In his lack, in his spiritual starvation and desperation, the supposed evangelical Christian is deceived. Satan has his way. The false teaching is accepted. He who could have known that he is complete in Christ, had the church told him, now vainly seeks his completeness elsewhere. As in the days of Jeremiah, the false prophets prophesy ‘Peace. Peace.’ And God’s people love to have it so.

But there is no peace. Unless our focus as Christians is exclusively on Jesus Christ, the One who fully and finally reveals the Father, the One in whom there is full and complete salvation, there is no peace. Let those of us who know this Jesus return to Colosse and view there the destructive effects of an add-on Gospel, which is not gospel. Let us return to Colosse and hear there the words of the apostle Paul as he writes to rescue the believers from the brink of disaster. Let us then boldly and fearlessly shout the grand, liberating, empowering truths about Jesus Christ and his salvation, down into the abyss of despair and destruction into which the evangelical church is falling. Let us take heed of the exhortation of Isaiah:

You who bring good news to Zion go up on a high mountain.

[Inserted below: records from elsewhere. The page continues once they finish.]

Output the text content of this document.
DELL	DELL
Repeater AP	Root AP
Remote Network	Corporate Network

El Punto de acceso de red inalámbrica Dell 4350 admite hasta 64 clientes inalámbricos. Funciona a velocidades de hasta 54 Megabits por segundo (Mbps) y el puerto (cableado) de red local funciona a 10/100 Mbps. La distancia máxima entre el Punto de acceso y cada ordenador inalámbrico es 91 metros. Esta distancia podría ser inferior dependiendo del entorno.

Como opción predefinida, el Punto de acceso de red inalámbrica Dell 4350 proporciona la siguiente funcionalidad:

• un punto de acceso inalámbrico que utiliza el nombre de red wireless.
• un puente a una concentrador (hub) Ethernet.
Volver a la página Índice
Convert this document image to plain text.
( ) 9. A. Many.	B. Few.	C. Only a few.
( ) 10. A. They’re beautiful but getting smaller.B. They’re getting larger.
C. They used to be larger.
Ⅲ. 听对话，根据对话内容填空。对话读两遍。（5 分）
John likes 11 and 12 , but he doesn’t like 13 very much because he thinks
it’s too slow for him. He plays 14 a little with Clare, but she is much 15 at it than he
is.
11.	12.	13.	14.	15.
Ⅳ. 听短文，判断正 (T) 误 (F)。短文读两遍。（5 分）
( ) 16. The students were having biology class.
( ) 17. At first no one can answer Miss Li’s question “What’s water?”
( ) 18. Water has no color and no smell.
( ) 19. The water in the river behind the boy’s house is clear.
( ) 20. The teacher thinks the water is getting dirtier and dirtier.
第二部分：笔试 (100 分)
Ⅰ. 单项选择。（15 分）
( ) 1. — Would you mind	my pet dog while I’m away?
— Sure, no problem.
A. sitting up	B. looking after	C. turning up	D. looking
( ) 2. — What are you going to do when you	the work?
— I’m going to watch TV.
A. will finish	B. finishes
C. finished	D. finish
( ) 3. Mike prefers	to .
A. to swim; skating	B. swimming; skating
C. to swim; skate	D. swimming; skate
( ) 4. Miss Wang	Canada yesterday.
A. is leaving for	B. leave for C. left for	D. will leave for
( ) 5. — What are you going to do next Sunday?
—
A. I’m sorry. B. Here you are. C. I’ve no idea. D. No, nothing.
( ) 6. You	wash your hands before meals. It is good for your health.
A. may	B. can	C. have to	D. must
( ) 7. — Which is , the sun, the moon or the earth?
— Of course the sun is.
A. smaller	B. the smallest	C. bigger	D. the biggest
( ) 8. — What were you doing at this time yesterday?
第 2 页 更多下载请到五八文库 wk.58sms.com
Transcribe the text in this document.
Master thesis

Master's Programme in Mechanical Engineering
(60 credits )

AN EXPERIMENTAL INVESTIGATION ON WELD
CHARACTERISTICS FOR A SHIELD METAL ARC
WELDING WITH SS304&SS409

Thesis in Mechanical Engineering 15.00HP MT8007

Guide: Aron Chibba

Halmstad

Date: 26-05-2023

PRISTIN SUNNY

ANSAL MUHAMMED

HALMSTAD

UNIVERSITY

You who bring good tidings to Jerusalem,

lift up your voice with a shout,

lift it up, do not be afraid;

say to the towns of Judah,

“Here is your God!”

“He tends his flock like a shepherd:

He gathers the lambs in his arms

and carries them close to his heart;

he gently leads those that have young.” Isaiah 40:9,11

Here in the arms of the Sovereign/Shepherd/Saviour there are no hard, binding regulations, there is no fearful, personal striving, there are no damning pious expectations or definitions of spirituality. Here all the destructive intrusions of Colosse are shown to be deceptions.

In Jesus our God is here with us. Our salvation is in his hands. Not ours. Let us return then to Colosse. Let us there recognize the delusions. Let us there repent of our failure to proclaim the truth. Let us there renew our allegiance to and our trust in Jesus Christ, our God, and rejoice and rest in his salvation.

[An abbreviated early edition of this article appeared in The Briefing, February 1997.]